I was thrilled to be out of the oil clean up business. But, I was going to miss seeing Sandra day after day.
"Are you just going to stand there ogling my wife? Or are you going to do something about it?" Another male voice said.
Michael, I wasn't sure I was going to miss or not. I liked the guy. If I hadn't come to like him, this whole scenario would have been more palatable.
If Sandra had been my wife, I'm pretty sure that I would not have been lying there on the bed just as nude as she was waiting for another hairy chest to finish up in the bathroom and join us.
"Well, she's worth an ogle or three." I shrugged and grinned, trying to hide my uneasiness at the situation.
"And you've been ogling her for five years." Michael laughed. "Now's the time for doing, not looking."
The old mantra he had quoted at us and the other seven members of our team when he was motivating us over the years seemed really inappropriate in our current situation.
"Are you guys sure about this?" I asked.
"Of course we are." Sandra smiled at me gently. "We wouldn't have asked you if we weren't. But, maybe you aren't sure. It's okay if you aren't. We can get dressed and have a more traditional going away celebration. Maybe drink some tequila and play Scrabble."

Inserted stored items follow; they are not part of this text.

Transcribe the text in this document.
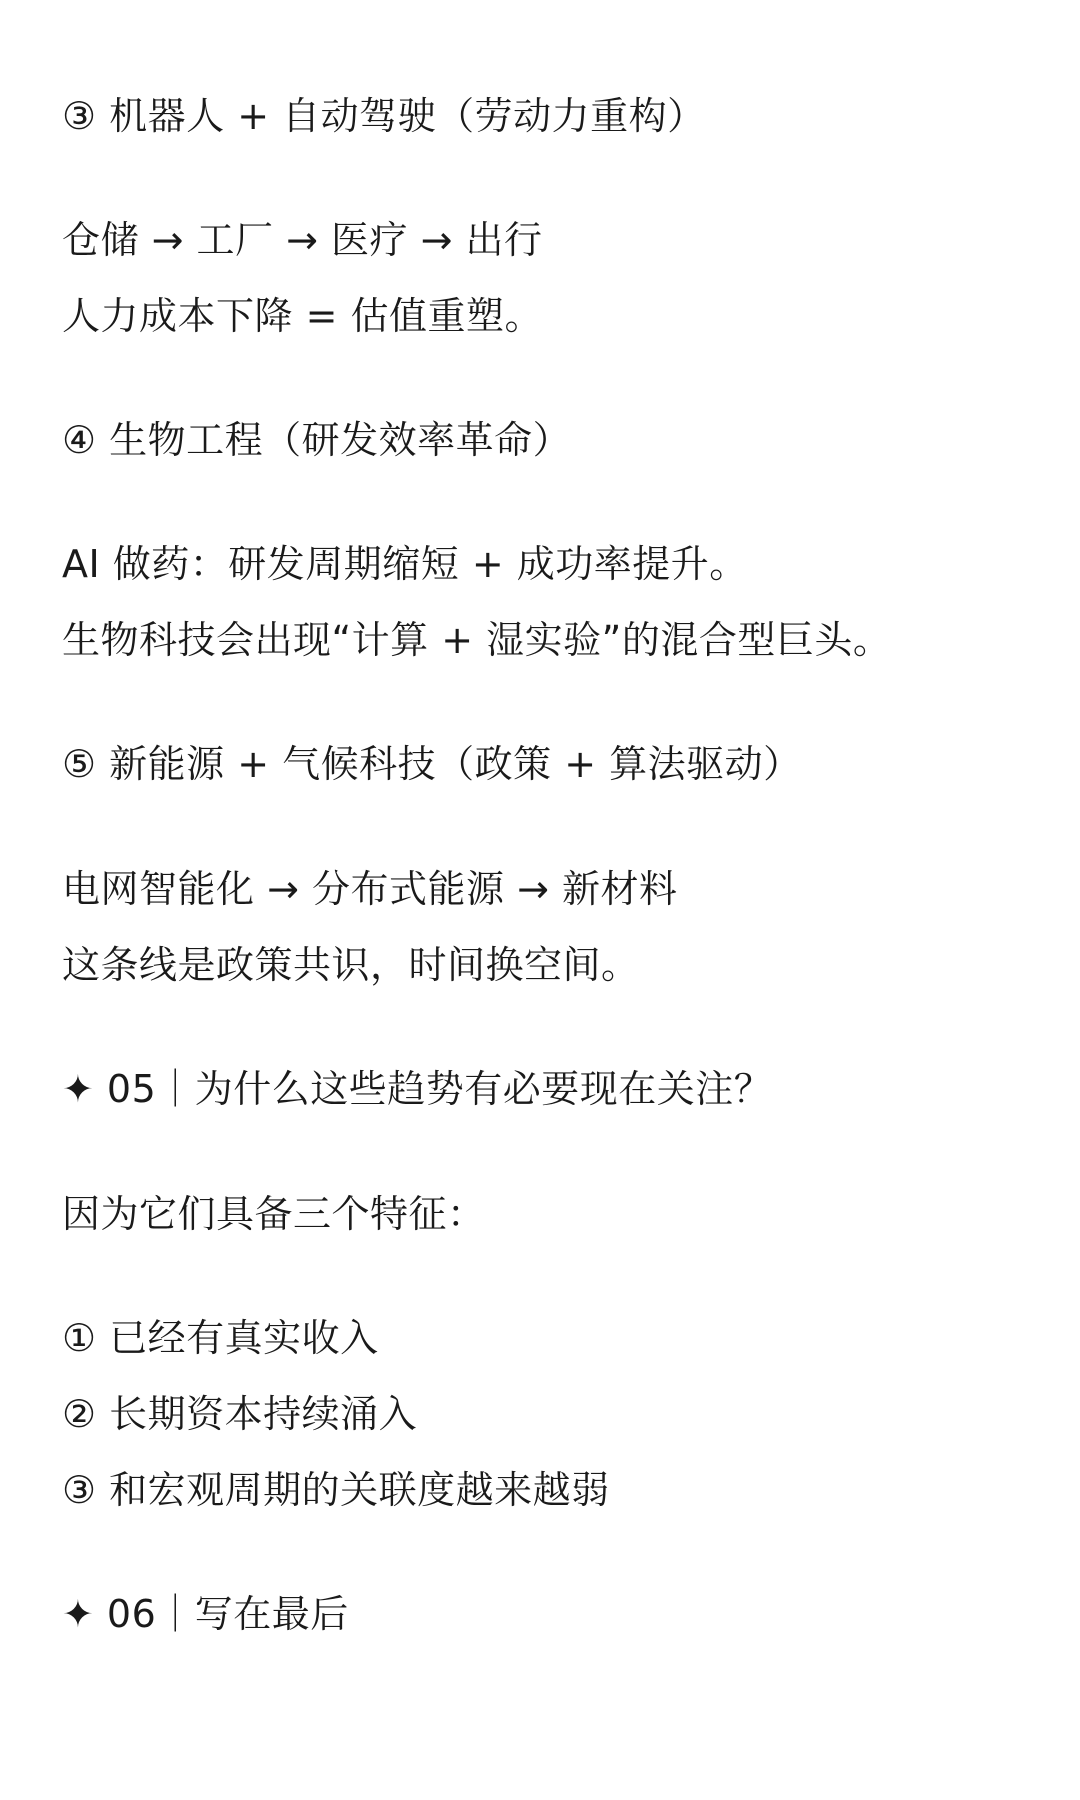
③ 机器人 + 自动驾驶（劳动力重构）
仓储 → 工厂 → 医疗 → 出行
人力成本下降 = 估值重塑。
④ 生物工程（研发效率革命）
AI 做药：研发周期缩短 + 成功率提升。
生物科技会出现“计算 + 湿实验”的混合型巨头。
⑤ 新能源 + 气候科技（政策 + 算法驱动）
电网智能化 → 分布式能源 → 新材料
这条线是政策共识，时间换空间。
✦ 05｜为什么这些趋势有必要现在关注？
因为它们具备三个特征：
① 已经有真实收入
② 长期资本持续涌入
③ 和宏观周期的关联度越来越弱
✦ 06｜写在最后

"God, no!" I laughed, holding up my hands. "If I never see another Scrabble board it will be too soon."
"Well, I notice you don't say anything about the tequila." Michael said, rising from the bed. "So, why don't we have a drink and we can talk about it."
My attention was about equally torn between Sandra's well rounded assets nicely on display and Michael bouncing just short of a foot out in front in of him. The one had me thinking this was the greatest idea ever while the latter was strangely... "intimidating" might not be the right word as I hadn't had any complaints in that department. Perhaps "disconcerting" would be a better choice.